Peringatan 50 tahun berakhirnya perang di Vietnam diwarnai dengan parade dan pidato politik yang dikendalikan oleh KPV. Partai tersebut menggunakan momentum ini untuk memperkuat citra mereka sebagai pahlawan bangsa, sambil mempromosikan keberhasilan reformasi ekonomi. Namun, rekonsiliasi masih menjadi proses yang belum sempurna. Sementara warga Amerika diterima kembali dengan tangan terbuka, penyatuan kembali dengan mantan musuh dari Vietnam Selatan masih menjadi isu sensitif. Pemakaman tentara Vietnam Selatan sempat diabaikan, dan keluarga mereka tidak diizinkan untuk merawatnya. Baru pada tahun 2007, pemerintah Vietnam membuka kembali akses ke pemakaman tersebut, sebuah langkah penting menuju rekonsiliasi nasional. Langkah selanjutnya adalah mengizinkan keluarga korban perang untuk mencari sisa-sisa jenazah tentara Vietnam Selatan yang hilang.

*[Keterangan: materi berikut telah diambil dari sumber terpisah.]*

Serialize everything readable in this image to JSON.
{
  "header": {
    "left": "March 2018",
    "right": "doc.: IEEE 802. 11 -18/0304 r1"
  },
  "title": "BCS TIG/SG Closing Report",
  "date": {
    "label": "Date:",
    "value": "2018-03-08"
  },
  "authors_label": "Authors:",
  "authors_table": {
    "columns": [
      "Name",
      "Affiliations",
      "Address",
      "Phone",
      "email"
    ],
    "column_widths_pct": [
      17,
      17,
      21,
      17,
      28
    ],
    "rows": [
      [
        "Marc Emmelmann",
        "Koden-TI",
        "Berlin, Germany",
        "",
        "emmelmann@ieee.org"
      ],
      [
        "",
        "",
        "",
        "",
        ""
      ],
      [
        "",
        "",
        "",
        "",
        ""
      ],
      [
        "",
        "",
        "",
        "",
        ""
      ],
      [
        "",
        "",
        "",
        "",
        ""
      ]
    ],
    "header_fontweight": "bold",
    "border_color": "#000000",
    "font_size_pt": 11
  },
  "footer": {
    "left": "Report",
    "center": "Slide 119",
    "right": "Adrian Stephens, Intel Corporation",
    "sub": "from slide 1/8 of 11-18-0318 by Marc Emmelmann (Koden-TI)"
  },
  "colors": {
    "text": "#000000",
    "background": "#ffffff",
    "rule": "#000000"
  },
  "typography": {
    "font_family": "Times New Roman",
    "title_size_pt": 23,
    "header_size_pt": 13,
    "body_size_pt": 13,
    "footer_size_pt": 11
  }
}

Di tanah yang kaya akan tradisi dan kepercayaan leluhur, banyak yang meyakini bahwa hanya dengan pemakaman yang layak, arwah para prajurit dapat menemukan kedamaian abadi. Warisan Perang Vietnam terus menghantui, mengingatkan kita akan pentingnya mengakui dan mengatasi luka psikologis dan sosial yang ditinggalkannya, serta mendorong rekonsiliasi yang sejati dan inklusif.